A tese da startup é direta: ao substituir integralmente a identidade do Twitter, a X Corp. teria, na prática, abandonado seus direitos sobre as marcas “Twitter” e “Tweet”. Com base nessa premissa, segundo reportagem do site Xataka, a Operation Bluebird não apenas lançou seu produto — com acesso antecipado pago a US$ 20 — como também solicitou formalmente o cancelamento de dez registros de marca da X. A resposta de Musk foi um processo judicial, transformando uma questão teórica em uma disputa de alto risco pelo legado de um nome que definiu uma era da internet.

A nostalgia como ativo

O movimento da Operation Bluebird é menos sobre inovação de produto e mais sobre uma arbitragem de marca. A empresa não está construindo uma rede social do zero; está tentando capturar o valor residual de uma das marcas mais reconhecidas do mundo. A aposta é que a nostalgia e o reconhecimento do nome “Twitter” são ativos mais valiosos do que qualquer nova identidade que poderiam criar. Nos autos do processo, a própria X Corp. cita um dos financiadores do projeto, que teria afirmado que “a aposta na nostalgia consegue as manchetes”.

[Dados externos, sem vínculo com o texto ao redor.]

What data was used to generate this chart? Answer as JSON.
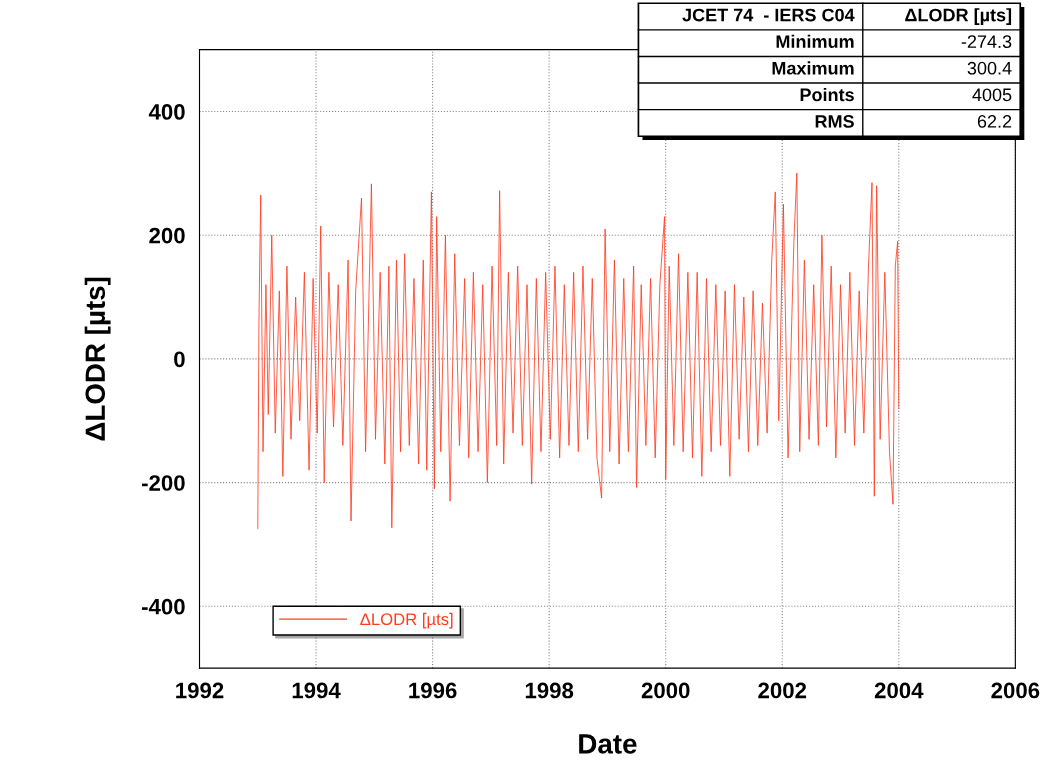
{
  "chart_data": {
    "type": "line",
    "xlabel": "Date",
    "ylabel": "ΔLODR [µts]",
    "xlim": [
      1992,
      2006
    ],
    "xticks": [
      1992,
      1994,
      1996,
      1998,
      2000,
      2002,
      2004,
      2006
    ],
    "ylim": [
      -500,
      500
    ],
    "yticks": [
      -400,
      -200,
      0,
      200,
      400
    ],
    "grid": true,
    "legend": "bottom left",
    "marker": "none",
    "line_style": "solid",
    "annotations": [
      "JCET 74  - IERS C04",
      "ΔLODR [µts]",
      "Minimum",
      "-274.3",
      "Maximum",
      "300.4",
      "Points",
      "4005",
      "RMS",
      "62.2"
    ],
    "series": [
      {
        "name": "ΔLODR [µts]",
        "color": "#ff3b1f",
        "x": [
          1993.0,
          1993.02,
          1993.05,
          1993.09,
          1993.14,
          1993.18,
          1993.24,
          1993.3,
          1993.37,
          1993.43,
          1993.5,
          1993.57,
          1993.65,
          1993.72,
          1993.8,
          1993.88,
          1993.95,
          1994.02,
          1994.08,
          1994.14,
          1994.22,
          1994.3,
          1994.38,
          1994.46,
          1994.55,
          1994.6,
          1994.68,
          1994.78,
          1994.85,
          1994.95,
          1995.02,
          1995.1,
          1995.18,
          1995.25,
          1995.3,
          1995.38,
          1995.45,
          1995.52,
          1995.6,
          1995.68,
          1995.76,
          1995.84,
          1995.9,
          1995.98,
          1996.03,
          1996.07,
          1996.14,
          1996.22,
          1996.3,
          1996.38,
          1996.46,
          1996.55,
          1996.62,
          1996.7,
          1996.78,
          1996.86,
          1996.94,
          1997.02,
          1997.1,
          1997.15,
          1997.22,
          1997.3,
          1997.38,
          1997.46,
          1997.54,
          1997.62,
          1997.7,
          1997.78,
          1997.86,
          1997.94,
          1998.02,
          1998.1,
          1998.18,
          1998.26,
          1998.34,
          1998.42,
          1998.5,
          1998.58,
          1998.66,
          1998.74,
          1998.82,
          1998.9,
          1998.96,
          1999.04,
          1999.12,
          1999.2,
          1999.28,
          1999.36,
          1999.45,
          1999.5,
          1999.58,
          1999.66,
          1999.74,
          1999.82,
          1999.9,
          1999.98,
          2000.0,
          2000.06,
          2000.14,
          2000.22,
          2000.3,
          2000.38,
          2000.46,
          2000.54,
          2000.62,
          2000.7,
          2000.78,
          2000.86,
          2000.94,
          2001.02,
          2001.1,
          2001.18,
          2001.26,
          2001.34,
          2001.42,
          2001.5,
          2001.58,
          2001.66,
          2001.74,
          2001.82,
          2001.88,
          2001.94,
          2002.02,
          2002.1,
          2002.2,
          2002.25,
          2002.3,
          2002.38,
          2002.46,
          2002.54,
          2002.62,
          2002.68,
          2002.76,
          2002.84,
          2002.92,
          2003.0,
          2003.08,
          2003.16,
          2003.24,
          2003.32,
          2003.4,
          2003.48,
          2003.54,
          2003.58,
          2003.62,
          2003.68,
          2003.76,
          2003.84,
          2003.9,
          2003.94,
          2003.98,
          2004.0
        ],
        "values": [
          -274.3,
          60,
          265,
          -150,
          120,
          -90,
          200,
          -120,
          110,
          -190,
          150,
          -130,
          100,
          -100,
          140,
          -180,
          130,
          -120,
          215,
          -200,
          140,
          -110,
          120,
          -140,
          160,
          -262,
          110,
          260,
          -150,
          283,
          -130,
          140,
          -170,
          150,
          -273,
          160,
          -150,
          170,
          -140,
          130,
          -170,
          160,
          -180,
          270,
          -210,
          230,
          -150,
          200,
          -230,
          170,
          -140,
          130,
          -160,
          140,
          -150,
          120,
          -200,
          150,
          -140,
          272,
          -170,
          140,
          -120,
          150,
          -140,
          120,
          -202,
          130,
          -150,
          140,
          -130,
          150,
          -160,
          120,
          -140,
          140,
          -150,
          150,
          -130,
          130,
          -160,
          -225,
          210,
          -150,
          160,
          -170,
          130,
          -150,
          150,
          -208,
          120,
          -140,
          130,
          -160,
          120,
          230,
          -195,
          150,
          -140,
          170,
          -150,
          140,
          -160,
          140,
          -190,
          130,
          -150,
          120,
          -140,
          110,
          -190,
          120,
          -130,
          100,
          -150,
          110,
          -140,
          90,
          -120,
          160,
          270,
          -100,
          250,
          -160,
          190,
          300.4,
          -150,
          160,
          -130,
          120,
          -140,
          200,
          -110,
          150,
          -160,
          120,
          -120,
          140,
          -140,
          110,
          -120,
          150,
          285,
          -222,
          280,
          -130,
          140,
          -150,
          -235,
          150,
          190,
          -80
        ]
      }
    ]
  }
}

Do outro lado, a defesa da X Corp. argumenta que a mudança de nome não significou abandono. A empresa aponta que o domínio twitter.com ainda redireciona para o X, e que milhões de usuários continuam a acessá-lo por essa via. Para a companhia de Musk, isso é prova de uso contínuo, um argumento central para manter a propriedade de uma marca. A disputa, portanto, se resume a uma questão fundamental: o que constitui o abandono de uma marca na era digital? Mudar um logo e um nome é suficiente, ou o uso residual de domínios e a memória coletiva mantêm a marca “viva” legalmente?

O futuro de uma identidade

O litígio segue em aberto, e a incerteza jurídica paira sobre o projeto. Um juiz federal americano expressou dúvidas preliminares sobre os direitos da X em relação à palavra “Tweet” e ao antigo logo do pássaro, mas ainda não se pronunciou sobre a marca principal, “Twitter”. Essa indefinição cria um paradoxo para os usuários: vale a pena investir tempo e construir uma comunidade em uma plataforma cujo próprio nome pode ser invalidado por uma ordem judicial a qualquer momento?

A situação ilustra como uma identidade de marca, muitas vezes vista como um conceito abstrato de marketing, possui um valor legal e estratégico concreto. O nome “Twitter” deixou de ser apenas um verbete no dicionário ou uma memória afetiva para se tornar o objeto central de uma batalha judicial que pode custar milhões.

O resultado do caso, seja qual for, estabelecerá um precedente importante. Ele irá sinalizar até que ponto uma empresa pode se desvencilhar de seu passado e, ao mesmo tempo, impedir que outros o reivindiquem. A briga não é apenas pelo nome, mas pelo direito de controlar sua narrativa e seu valor comercial.